Bangkok, Thailand

It is 95 degrees and sweltering with some palm trees in view. Springtime in Thailand, excellent!

Arriving from India, Bangkok looks pristine and litter free; the driving looks sane; the food stalls look safe; the street smells good, and you don’t have to constantly watch where you step. It is a culture shock again. We recognize brand names everywhere, from Dunkin’ Donuts to Starbucks to O’Neil’s and Levi’s to The Economist and New York Times. And we don’t recognize an equivalent number of brands, which gives the city a good exotic tinge. So far, people have been unexpectedly helpful. The airport bus kiosk girls came over to where we were sitting after we bought tickets with a free map marked showing us where to get off the bus, what to look for outside the bus, and later made sure we got on the correct bus.. and not one word about a cheap hotel, friend that is a taxi driver or friend that is a guide. (We are still in shock. The tourist industry here can’t be real.) To continue our new arrival glow, the noise level on the street is a normal buzz of heavy traffic. (The Indian honking protocol will soon be just a distant memory, although our hearing loss will unfortunately still be permanent.) And cars seem to stop at crosswalks. (A bit of disbelief still lurks in us about this, but if it proves to be true, we may faint in complete awe.)

I suppose if you arrived from anywhere but a noisy big city, Bangkok would be a handful with lots of shoppers that bump into you while walking, tourists randomly stopping dead in their tracks and looking around in a daze on the sidewalks, souvenier stands jutting out at odd angles, twenty year-olds thrusting papers about massages at you, and heavy traffic. Yet to us… 8 million people living in a modernized world with sewage systems and paved roads looks like heaven found a spot to land. We may never leave.
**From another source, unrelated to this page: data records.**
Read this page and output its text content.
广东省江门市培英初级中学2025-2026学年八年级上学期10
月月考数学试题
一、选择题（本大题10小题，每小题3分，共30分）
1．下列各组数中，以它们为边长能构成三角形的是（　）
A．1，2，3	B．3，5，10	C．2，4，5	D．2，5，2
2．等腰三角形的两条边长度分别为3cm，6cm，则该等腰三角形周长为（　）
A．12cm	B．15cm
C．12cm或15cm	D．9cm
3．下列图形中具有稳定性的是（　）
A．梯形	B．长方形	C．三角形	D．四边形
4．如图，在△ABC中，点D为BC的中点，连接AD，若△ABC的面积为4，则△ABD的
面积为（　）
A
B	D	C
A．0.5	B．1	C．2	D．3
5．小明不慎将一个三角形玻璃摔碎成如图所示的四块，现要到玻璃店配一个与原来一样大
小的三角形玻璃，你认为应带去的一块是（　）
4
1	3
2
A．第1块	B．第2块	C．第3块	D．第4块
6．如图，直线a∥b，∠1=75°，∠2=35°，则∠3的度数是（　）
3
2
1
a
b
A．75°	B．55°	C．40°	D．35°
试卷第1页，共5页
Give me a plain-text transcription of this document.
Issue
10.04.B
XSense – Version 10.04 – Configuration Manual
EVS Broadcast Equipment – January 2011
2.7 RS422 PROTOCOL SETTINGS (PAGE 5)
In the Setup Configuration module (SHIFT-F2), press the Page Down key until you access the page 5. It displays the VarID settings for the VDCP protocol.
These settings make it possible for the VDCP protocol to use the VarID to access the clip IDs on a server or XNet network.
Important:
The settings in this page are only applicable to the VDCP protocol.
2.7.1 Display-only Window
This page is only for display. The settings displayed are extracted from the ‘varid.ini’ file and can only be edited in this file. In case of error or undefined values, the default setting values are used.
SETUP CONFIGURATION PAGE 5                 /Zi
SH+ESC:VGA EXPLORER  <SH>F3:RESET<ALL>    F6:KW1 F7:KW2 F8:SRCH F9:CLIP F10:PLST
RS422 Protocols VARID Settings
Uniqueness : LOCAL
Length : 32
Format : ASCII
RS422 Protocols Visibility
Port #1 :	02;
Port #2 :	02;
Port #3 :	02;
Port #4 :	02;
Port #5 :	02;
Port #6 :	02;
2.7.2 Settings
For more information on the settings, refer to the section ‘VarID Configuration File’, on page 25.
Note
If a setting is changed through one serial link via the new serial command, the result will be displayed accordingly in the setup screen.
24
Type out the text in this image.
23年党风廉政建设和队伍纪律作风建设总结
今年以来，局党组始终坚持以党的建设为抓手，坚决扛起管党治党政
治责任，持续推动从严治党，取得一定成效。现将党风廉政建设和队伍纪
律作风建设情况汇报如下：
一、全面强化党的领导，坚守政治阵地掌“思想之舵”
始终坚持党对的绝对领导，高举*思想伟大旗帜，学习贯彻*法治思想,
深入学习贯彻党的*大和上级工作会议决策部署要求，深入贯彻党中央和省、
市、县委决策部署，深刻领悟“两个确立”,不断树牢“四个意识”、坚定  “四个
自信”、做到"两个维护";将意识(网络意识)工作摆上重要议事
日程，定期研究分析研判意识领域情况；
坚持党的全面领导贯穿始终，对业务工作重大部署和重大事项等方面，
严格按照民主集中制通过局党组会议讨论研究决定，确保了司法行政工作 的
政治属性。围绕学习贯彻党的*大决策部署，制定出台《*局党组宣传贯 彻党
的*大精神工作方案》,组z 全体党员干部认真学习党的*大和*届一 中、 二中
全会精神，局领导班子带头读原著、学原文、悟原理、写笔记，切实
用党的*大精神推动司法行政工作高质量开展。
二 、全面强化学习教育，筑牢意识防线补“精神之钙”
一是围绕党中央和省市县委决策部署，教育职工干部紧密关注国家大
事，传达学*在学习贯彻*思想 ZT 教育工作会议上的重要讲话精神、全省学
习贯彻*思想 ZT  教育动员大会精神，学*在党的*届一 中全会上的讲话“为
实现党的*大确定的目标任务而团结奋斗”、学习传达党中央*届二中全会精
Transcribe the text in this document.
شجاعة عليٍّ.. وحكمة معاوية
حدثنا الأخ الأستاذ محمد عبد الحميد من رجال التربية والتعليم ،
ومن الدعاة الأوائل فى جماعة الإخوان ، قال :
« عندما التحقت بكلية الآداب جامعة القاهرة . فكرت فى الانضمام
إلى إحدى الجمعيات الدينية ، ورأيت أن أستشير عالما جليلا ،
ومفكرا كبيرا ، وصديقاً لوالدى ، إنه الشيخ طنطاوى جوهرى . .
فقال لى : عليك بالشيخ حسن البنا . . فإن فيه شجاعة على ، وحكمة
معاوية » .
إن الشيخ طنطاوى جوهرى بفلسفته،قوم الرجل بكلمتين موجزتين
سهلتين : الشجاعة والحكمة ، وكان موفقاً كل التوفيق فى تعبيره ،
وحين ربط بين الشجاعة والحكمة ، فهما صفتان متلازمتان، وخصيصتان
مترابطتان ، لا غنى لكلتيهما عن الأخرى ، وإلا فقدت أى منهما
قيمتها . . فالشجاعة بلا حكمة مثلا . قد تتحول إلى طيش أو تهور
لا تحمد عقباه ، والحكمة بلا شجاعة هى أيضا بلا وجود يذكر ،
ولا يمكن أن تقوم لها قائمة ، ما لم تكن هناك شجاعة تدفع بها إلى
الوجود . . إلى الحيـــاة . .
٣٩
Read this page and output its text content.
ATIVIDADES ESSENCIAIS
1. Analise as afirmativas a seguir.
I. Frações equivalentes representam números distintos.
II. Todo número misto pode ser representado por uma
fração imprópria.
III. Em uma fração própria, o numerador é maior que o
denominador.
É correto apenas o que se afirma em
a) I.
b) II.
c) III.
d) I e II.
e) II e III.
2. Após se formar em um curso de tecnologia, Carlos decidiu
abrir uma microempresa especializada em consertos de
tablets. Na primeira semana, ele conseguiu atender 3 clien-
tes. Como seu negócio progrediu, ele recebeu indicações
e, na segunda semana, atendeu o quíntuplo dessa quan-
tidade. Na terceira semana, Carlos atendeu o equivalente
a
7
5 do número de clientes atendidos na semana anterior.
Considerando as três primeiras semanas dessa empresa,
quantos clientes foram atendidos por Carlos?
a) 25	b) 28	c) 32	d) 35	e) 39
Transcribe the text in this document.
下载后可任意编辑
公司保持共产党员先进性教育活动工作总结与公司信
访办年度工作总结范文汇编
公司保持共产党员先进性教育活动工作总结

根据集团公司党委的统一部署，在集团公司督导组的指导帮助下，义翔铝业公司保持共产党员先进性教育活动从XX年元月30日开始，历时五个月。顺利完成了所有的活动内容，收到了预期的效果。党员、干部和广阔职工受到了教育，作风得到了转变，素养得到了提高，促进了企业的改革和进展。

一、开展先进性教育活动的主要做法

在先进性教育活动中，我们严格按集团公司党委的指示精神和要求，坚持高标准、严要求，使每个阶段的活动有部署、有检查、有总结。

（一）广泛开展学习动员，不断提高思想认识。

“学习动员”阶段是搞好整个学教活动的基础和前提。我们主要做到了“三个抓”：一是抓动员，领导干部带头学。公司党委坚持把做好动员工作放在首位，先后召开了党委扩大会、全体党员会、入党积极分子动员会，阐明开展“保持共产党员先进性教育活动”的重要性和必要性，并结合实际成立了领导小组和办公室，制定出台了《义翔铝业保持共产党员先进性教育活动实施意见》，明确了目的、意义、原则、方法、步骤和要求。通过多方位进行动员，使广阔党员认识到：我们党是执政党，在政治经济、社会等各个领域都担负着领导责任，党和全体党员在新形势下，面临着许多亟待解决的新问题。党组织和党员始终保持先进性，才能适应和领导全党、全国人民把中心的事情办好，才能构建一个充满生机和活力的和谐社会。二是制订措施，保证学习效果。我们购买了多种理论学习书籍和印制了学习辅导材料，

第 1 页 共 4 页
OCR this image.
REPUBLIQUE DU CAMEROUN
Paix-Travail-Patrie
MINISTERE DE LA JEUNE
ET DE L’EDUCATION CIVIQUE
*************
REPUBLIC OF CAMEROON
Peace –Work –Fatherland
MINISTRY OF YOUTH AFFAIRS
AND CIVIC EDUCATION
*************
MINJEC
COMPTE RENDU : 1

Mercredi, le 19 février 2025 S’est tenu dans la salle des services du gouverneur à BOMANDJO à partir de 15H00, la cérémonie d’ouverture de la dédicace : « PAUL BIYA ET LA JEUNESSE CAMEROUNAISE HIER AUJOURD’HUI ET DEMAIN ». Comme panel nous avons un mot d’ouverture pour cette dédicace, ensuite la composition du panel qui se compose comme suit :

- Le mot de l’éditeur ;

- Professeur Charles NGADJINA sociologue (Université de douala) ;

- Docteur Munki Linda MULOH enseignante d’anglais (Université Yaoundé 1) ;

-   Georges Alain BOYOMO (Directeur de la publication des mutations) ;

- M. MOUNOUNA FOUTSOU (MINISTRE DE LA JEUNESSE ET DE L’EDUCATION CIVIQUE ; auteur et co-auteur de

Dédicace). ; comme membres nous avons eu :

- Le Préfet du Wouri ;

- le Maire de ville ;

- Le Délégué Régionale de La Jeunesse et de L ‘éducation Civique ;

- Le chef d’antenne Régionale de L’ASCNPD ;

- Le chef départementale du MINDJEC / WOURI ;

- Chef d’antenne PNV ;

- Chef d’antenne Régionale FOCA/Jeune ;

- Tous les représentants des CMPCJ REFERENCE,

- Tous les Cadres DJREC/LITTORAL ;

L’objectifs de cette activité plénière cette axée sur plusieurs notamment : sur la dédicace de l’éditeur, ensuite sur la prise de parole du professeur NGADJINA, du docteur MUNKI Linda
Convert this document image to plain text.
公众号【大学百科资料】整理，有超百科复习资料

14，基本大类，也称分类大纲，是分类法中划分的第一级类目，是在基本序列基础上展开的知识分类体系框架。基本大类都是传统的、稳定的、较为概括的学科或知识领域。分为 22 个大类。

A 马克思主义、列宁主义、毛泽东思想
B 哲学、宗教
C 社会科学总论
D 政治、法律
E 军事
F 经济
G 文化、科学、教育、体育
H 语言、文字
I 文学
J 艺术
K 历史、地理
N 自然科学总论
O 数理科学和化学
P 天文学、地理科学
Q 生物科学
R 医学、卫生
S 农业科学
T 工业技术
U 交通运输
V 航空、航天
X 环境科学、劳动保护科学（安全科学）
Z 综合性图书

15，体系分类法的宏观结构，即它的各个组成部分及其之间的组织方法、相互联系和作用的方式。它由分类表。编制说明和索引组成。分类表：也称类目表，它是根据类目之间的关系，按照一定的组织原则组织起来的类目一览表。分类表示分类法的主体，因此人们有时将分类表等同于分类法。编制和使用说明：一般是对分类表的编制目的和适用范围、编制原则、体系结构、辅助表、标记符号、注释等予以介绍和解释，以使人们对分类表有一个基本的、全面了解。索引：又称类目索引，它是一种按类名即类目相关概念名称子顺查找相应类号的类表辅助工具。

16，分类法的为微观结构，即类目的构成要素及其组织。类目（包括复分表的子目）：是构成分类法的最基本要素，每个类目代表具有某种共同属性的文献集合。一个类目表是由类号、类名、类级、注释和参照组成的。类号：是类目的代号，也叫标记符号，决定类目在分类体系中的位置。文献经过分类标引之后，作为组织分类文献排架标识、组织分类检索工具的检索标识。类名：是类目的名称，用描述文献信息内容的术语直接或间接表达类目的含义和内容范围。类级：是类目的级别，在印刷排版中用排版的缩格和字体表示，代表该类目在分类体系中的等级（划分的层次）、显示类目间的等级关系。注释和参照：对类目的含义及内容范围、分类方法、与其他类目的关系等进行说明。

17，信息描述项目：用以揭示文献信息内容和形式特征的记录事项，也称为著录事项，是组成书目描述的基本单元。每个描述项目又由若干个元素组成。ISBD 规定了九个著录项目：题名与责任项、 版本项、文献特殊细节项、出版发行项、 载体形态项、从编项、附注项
So far we’ve found good food and the prices are outrageously low. Or sitdown restaurant lunch consisting of two noodle bowls, an iced coffee and bottled water with ice and cost 80 Baht ($2 US). And we’ve found good coffee. There must be 50 coffee shops within walking distance of our hotel in Thnom Silom. And we are listening to good ambient music in an air-conditioned Internet cafe with a reasonably fast connection. It really may take us awhile before you can get us to leave.

I suppose if we stay we will need to pick up some Thai communication skills, and that seems challenging. The Thai written language is a complete flowery mystery to us and the (uh-oh, tonal) language is equally a mystery. Consider the same word meaning five different things depending on your intonation (high, mid, low, rising, falling) then throw in some long and short vowels and some unknown (to the west) consonants to further complicate matters, and you come to the conclusion that pantomiming and nodding at everyone may be safer than calling your waitress a purple fish. So, I suppose until we make that first critical blunder, our enchantment with the city will stay high?